Dans le même temps, en vivant leur vie en ligne, les gens deviennent aussi plus observables, ce qui rend les entreprises qui contrôlent le métavers beaucoup plus capables de détecter et de prédire avec précision le comportement des gens et de leur offrir des possibilités d’acheter des biens et des services numériques et physiques qui répondent à leurs besoins précis. Cette économie ne sera pas seulement alimentée par la publicité personnalisée, comme le sont actuellement les médias sociaux, mais par l’achat et la vente de biens réels. Contrairement à ce qui se passe dans les mondes virtuels primitifs comme Second Life, les personnes qui achètent des choses dans le métavers seront suivies en termes de propriété, de transactions, de devises et d’actifs d’une manière qui offrira une certaine sécurité. Cela a les caractéristiques d’une véritable économie.

Et, parce qu’il n’est pas construit à partir de la publicité, le métavers ne finira pas par devenir « une dépendance à l’influence neurologique abrutissante » comme l’ont été les téléphones et les réseaux sociaux, suggère Abovitz, mais quelque chose de « bien conçu » et où tout le monde peut à la fois produire et consommer des biens numériques.

L’immobilier, ou peut-être mieux l’irréel, semble être un domaine particulièrement chaud. Si vous passez 18 heures par jour dans la réalité virtuelle, vous aimeriez peut-être avoir un manoir de 32 pièces à Southampton. Vous ne pouvez pas vous permettre de l’acheter dans le monde physique. Mais vous pouvez en acheter un virtuel, le meubler d’antiquités virtuelles « authentiques » de l’époque napoléonienne et y dormir en portant votre casque immersif. Vous pouvez même « posséder » ce manoir, bien que son créateur puisse également en faire 2 millions de copies pour les vendre à d’autres personnes, qui en « posséderont » leur propre copie.

Le géant bancaire HSBC a fait les gros titres lorsqu’il a conclu un partenariat avec The Sandbox, une startup basée à San Francisco, pour promouvoir l’immobilier virtuel. JPMorgan Chase a développé son propre produit immobilier numérique dans Decentraland.

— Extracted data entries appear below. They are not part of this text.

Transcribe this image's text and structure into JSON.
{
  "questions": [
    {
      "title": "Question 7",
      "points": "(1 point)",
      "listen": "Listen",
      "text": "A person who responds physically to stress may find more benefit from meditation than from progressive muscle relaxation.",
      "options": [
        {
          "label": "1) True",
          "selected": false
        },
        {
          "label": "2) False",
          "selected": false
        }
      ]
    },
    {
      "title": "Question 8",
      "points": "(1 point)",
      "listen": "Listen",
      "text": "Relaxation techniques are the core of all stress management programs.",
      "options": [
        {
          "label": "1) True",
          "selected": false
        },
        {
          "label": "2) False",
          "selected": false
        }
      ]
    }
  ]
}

Vous souhaitez peut-être aussi fonder une famille, mais avoir des enfants dans le « monde réel » est une proposition coûteuse. La douleur de l’accouchement et le long travail d’éducation des enfants peuvent également être dissuasifs. Imaginez que vous puissiez choisir et élever des enfants virtuels. Comme à l’époque des « Neo Pets », les enfants virtuels seront nourris, éduqués, et virtuellement bien nourris et soignés. Le coût de tout cela sera probablement une fraction de son équivalent dans le monde réel. Mais imaginez un monde où il n’y a pas de biberons de minuit pour les nourrissons, pas de vergetures, pas de douleur. Et ces enfants seront les vôtres. Ils auront votre ADN numérique en eux. Vous aurez un « titre clair » sur eux.

C’est le bon côté des choses, et en théorie, le métavers pourrait faire renaître la diversité et l’ouverture des débuts de l’internet. Mais, comme le souligne Abovitz, les grandes avancées ne viennent pas des startups des garages, mais des grandes entreprises technologiques qui, comme Facebook, peuvent se permettre d’investir des milliards et sont déjà devenues les « techno-shamans » de notre ère moderne. Le risque, comme nous l’avons vu ces dernières années, est que nous finissions par céder nos vies à quelques entreprises qui louent à leurs serfs, et non aux citoyens, leur pain numérique quotidien parce que « nous avons aimé leurs logiciels gratuits et leurs jeux. »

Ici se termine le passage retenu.